Some kids never grow up. Yesterday my husband and I attended a late night showing of Toy Story 3. While chuckling over the antics of Woody, Buzz Lightyear, Mr. Potato Head and Barbie, I reflected on “Spud Stud”- my previous satirical post about the Elvis Mr. Potato Head. Several of my astute readers commented on the serious theme underlying the spoof: that toy manufacturers are still producing items geared toward the sexualization of young children. Today I’d like to disclose (confess?) my personal experiences with controversial sexy toys.
I actually had one of the original Barbie dolls with the severe, aloof facial expression, the blonde bubble-like hairdo and the non-bendable legs. The bendable leg version came out a few years later in 1965 . . . but I’m not bitter. I did not ask for a Barbie, and I rarely played with mine. A natural tomboy, I was too busy climbing trees and playing dodgeball, softball or kick-the-can with male neighborhood friends. My doll spent most of her time stuffed awkwardly in her plastic black case wearing only her swimsuit-like underwear. Most of her tiny high heels and accessories had been sucked up by the vacuum cleaner shortly after her arrival at my house. Clearly Barbie failed to sexualize pre-adolescent me.
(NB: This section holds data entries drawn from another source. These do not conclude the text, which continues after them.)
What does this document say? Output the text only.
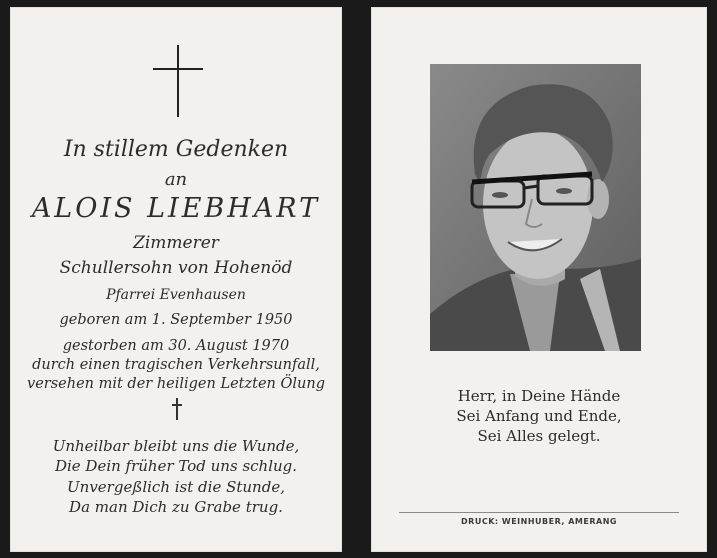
In stillem Gedenken
an
ALOIS LIEBHART
Zimmerer
Schullersohn von Hohenöd
Pfarrei Evenhausen
geboren am 1. September 1950
gestorben am 30. August 1970
durch einen tragischen Verkehrsunfall,
versehen mit der heiligen Letzten Ölung
Unheilbar bleibt uns die Wunde,
Die Dein früher Tod uns schlug.
Unvergeßlich ist die Stunde,
Da man Dich zu Grabe trug.
Herr, in Deine Hände
Sei Anfang und Ende,
Sei Alles gelegt.
DRUCK: WEINHUBER, AMERANG
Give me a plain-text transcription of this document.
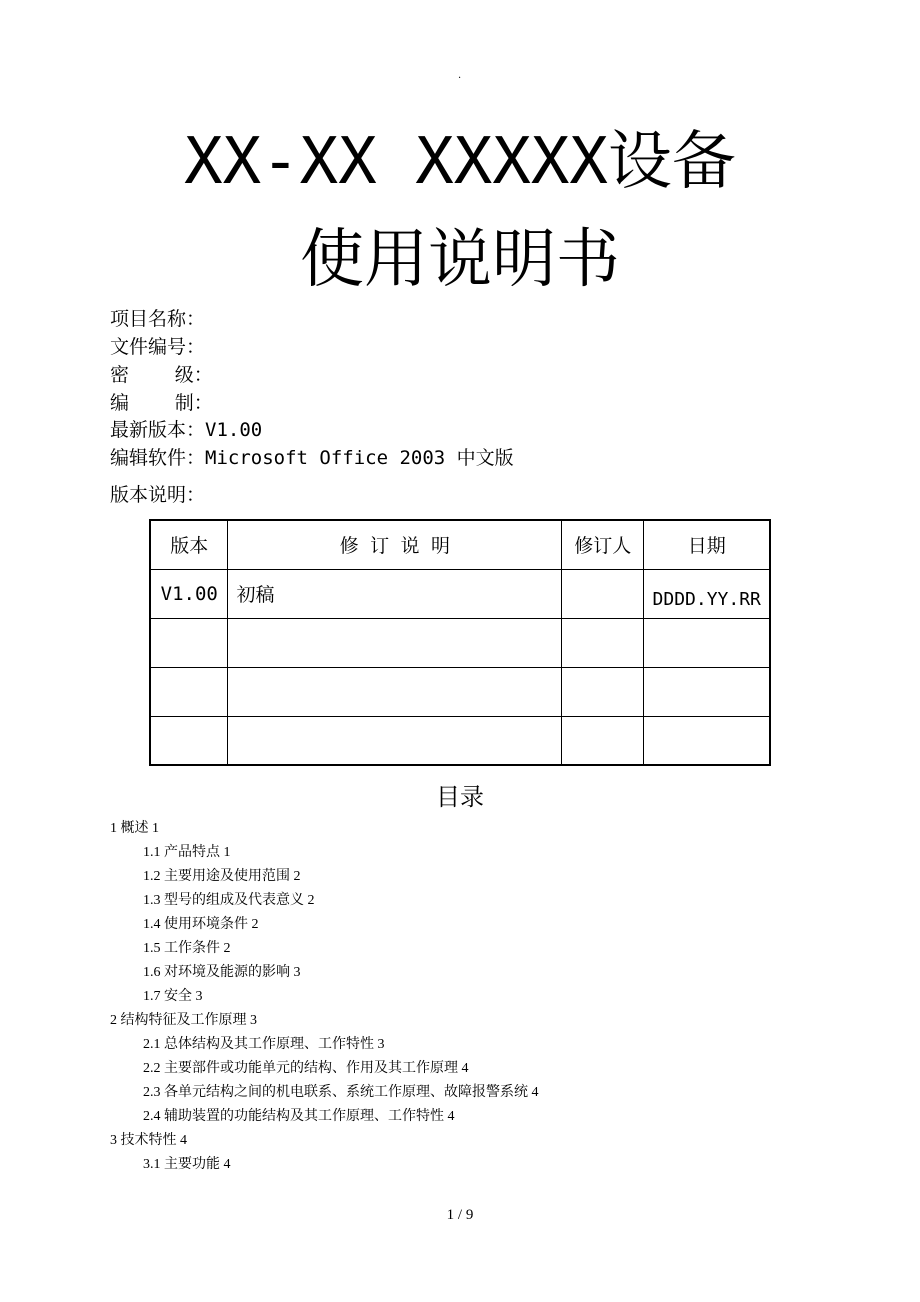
.
XX-XX XXXXX设备
使用说明书
项目名称：
文件编号：
密    级：
编    制：
最新版本：V1.00
编辑软件：Microsoft Office 2003 中文版
版本说明：
版本	修 订 说 明	修订人	日期
V1.00	初稿		DDDD.YY.RR

目录
1 概述 1
1.1 产品特点 1
1.2 主要用途及使用范围 2
1.3 型号的组成及代表意义 2
1.4 使用环境条件 2
1.5 工作条件 2
1.6 对环境及能源的影响 3
1.7 安全 3
2 结构特征及工作原理 3
2.1 总体结构及其工作原理、工作特性 3
2.2 主要部件或功能单元的结构、作用及其工作原理 4
2.3 各单元结构之间的机电联系、系统工作原理、故障报警系统 4
2.4 辅助装置的功能结构及其工作原理、工作特性 4
3 技术特性 4
3.1 主要功能 4
1 / 9
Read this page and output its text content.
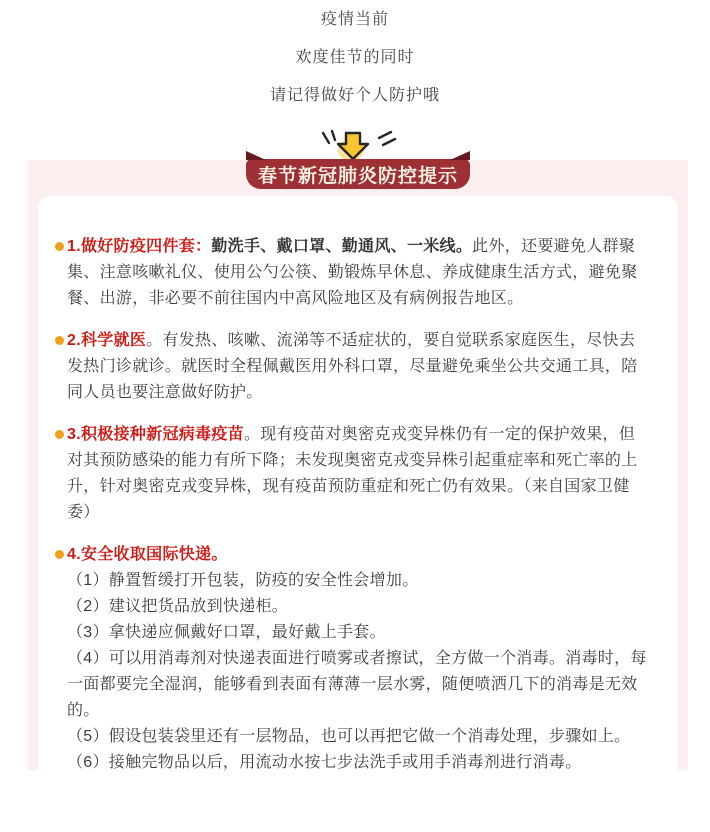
疫情当前

欢度佳节的同时

请记得做好个人防护哦

春节新冠肺炎防控提示
1.做好防疫四件套：勤洗手、戴口罩、勤通风、一米线。此外，还要避免人群聚集、注意咳嗽礼仪、使用公勺公筷、勤锻炼早休息、养成健康生活方式，避免聚餐、出游，非必要不前往国内中高风险地区及有病例报告地区。
2.科学就医。有发热、咳嗽、流涕等不适症状的，要自觉联系家庭医生，尽快去发热门诊就诊。就医时全程佩戴医用外科口罩，尽量避免乘坐公共交通工具，陪同人员也要注意做好防护。
3.积极接种新冠病毒疫苗。现有疫苗对奥密克戎变异株仍有一定的保护效果，但对其预防感染的能力有所下降；未发现奥密克戎变异株引起重症率和死亡率的上升，针对奥密克戎变异株，现有疫苗预防重症和死亡仍有效果。（来自国家卫健委）
4.安全收取国际快递。

（1）静置暂缓打开包装，防疫的安全性会增加。

（2）建议把货品放到快递柜。

（3）拿快递应佩戴好口罩，最好戴上手套。

（4）可以用消毒剂对快递表面进行喷雾或者擦试，全方做一个消毒。消毒时，每一面都要完全湿润，能够看到表面有薄薄一层水雾，随便喷洒几下的消毒是无效的。

（5）假设包装袋里还有一层物品，也可以再把它做一个消毒处理，步骤如上。

（6）接触完物品以后，用流动水按七步法洗手或用手消毒剂进行消毒。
As a mom, I refused to provide Barbie dolls to my three daughters. Ironically, they never asked for them. My refusal was aimed at a relative who insisted that my girls would become social misfits without “hands on Barbie experience.” Eventually, this relative defiantly gave a Barbie as a birthday gift to one of my daughters . . . this doll even had bendable legs, long pony-tailed hair and a pleasant face. But her fate was similar to that of my own Barbie doll decades earlier. Because she didn’t come with a carrying case, this Barbie spent her days naked and bent in unnatural positions under the furniture. Her tiny accessories filled my vacuum cleaner dust bag.
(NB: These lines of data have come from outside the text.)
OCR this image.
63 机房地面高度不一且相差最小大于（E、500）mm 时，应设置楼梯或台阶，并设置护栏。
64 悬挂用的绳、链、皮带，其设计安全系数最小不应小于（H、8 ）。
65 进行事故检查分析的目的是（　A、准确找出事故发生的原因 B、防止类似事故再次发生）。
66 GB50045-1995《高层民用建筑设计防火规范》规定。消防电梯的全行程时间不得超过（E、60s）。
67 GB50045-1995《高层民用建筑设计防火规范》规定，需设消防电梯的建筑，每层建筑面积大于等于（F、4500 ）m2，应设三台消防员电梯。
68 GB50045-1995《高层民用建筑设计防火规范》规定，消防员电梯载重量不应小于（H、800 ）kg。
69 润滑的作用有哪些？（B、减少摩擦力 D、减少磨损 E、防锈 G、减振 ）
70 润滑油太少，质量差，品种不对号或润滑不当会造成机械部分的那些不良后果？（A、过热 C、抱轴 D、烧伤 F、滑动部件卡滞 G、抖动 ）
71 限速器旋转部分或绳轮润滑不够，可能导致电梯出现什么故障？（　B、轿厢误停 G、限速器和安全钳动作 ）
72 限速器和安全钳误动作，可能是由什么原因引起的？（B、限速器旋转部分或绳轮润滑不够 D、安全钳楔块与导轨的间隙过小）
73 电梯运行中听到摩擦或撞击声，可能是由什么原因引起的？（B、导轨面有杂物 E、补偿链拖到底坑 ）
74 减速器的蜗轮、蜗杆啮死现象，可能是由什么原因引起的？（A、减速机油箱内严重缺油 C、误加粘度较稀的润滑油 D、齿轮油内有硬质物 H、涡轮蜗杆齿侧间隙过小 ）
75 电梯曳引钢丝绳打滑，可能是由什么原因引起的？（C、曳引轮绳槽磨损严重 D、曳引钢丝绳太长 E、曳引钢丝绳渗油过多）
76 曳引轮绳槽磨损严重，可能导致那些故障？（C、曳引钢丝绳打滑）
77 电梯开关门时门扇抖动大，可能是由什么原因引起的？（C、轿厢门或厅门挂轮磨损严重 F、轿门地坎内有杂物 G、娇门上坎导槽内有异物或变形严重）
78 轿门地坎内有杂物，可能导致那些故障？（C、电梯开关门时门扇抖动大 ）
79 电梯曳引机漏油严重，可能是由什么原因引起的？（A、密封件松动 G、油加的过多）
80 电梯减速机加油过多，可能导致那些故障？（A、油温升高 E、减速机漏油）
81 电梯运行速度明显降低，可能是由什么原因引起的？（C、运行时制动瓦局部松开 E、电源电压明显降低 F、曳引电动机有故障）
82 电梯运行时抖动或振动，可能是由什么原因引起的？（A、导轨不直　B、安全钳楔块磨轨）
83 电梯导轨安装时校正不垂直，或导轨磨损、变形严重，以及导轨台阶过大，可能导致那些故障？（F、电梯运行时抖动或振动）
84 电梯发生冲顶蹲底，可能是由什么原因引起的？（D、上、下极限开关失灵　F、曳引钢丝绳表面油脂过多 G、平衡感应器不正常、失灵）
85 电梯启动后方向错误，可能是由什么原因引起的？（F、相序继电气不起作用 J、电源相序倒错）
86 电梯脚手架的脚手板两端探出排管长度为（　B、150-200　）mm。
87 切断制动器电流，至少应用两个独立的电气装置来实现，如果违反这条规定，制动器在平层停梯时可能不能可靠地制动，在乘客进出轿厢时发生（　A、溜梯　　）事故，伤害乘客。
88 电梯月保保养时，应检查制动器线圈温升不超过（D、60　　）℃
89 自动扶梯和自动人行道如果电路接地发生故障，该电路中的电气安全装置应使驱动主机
I mentioned in my previous post that the Bratz™ dolls appeared in 2001, with fishnet stockings, midriff-baring tops, micro-mini skirts and other pieces associated with strippers and prostitutes. They made Barbie look tame. Marketed to girls ages 4-8, they caused a public outcry. Thankfully, my own daughters were well past playing with dolls when the Bratz arrived. My girls preferred creating handmade tack and stables for their Breyer horse models (purchased at yard sales), thus averting doll-induced sexualization.
But the Bratz controversy raged on in the culture, and professionals weighed in:
“The American Psychological Association cites the Bratz dolls as one of many cultural influences that contribute to the sexualization of girls. And this affects cognitive functioning, physical and mental health, sexuality and attitudes and beliefs, the group said in a report. “ [From “Lolita Lives” June 1, 2007 http://promomagazine.com/eventmarketing/marketing_lolita_lives/ ]
Armed with studies like this, I wrote a paper on the sexualization of girls for one of my masters courses. By themselves, these sensual dolls don’t have much impact. But my research revealed other prurient influences such as vampy clothing sized for little girls, sexual innuendo in many kiddy cartoons and movies, and Disney channel child stars who morph from wholesome role-models to racy icons.
Moms and dads today have to be vigilant, tough and persistent to fend off the barrage of sexually-charged kid stuff that destroys childhood innocence. The Toy Story 3 producers seem to be doing their part to help parents . . . near the end of the movie, we learned that Barbie is a Constitutional scholar.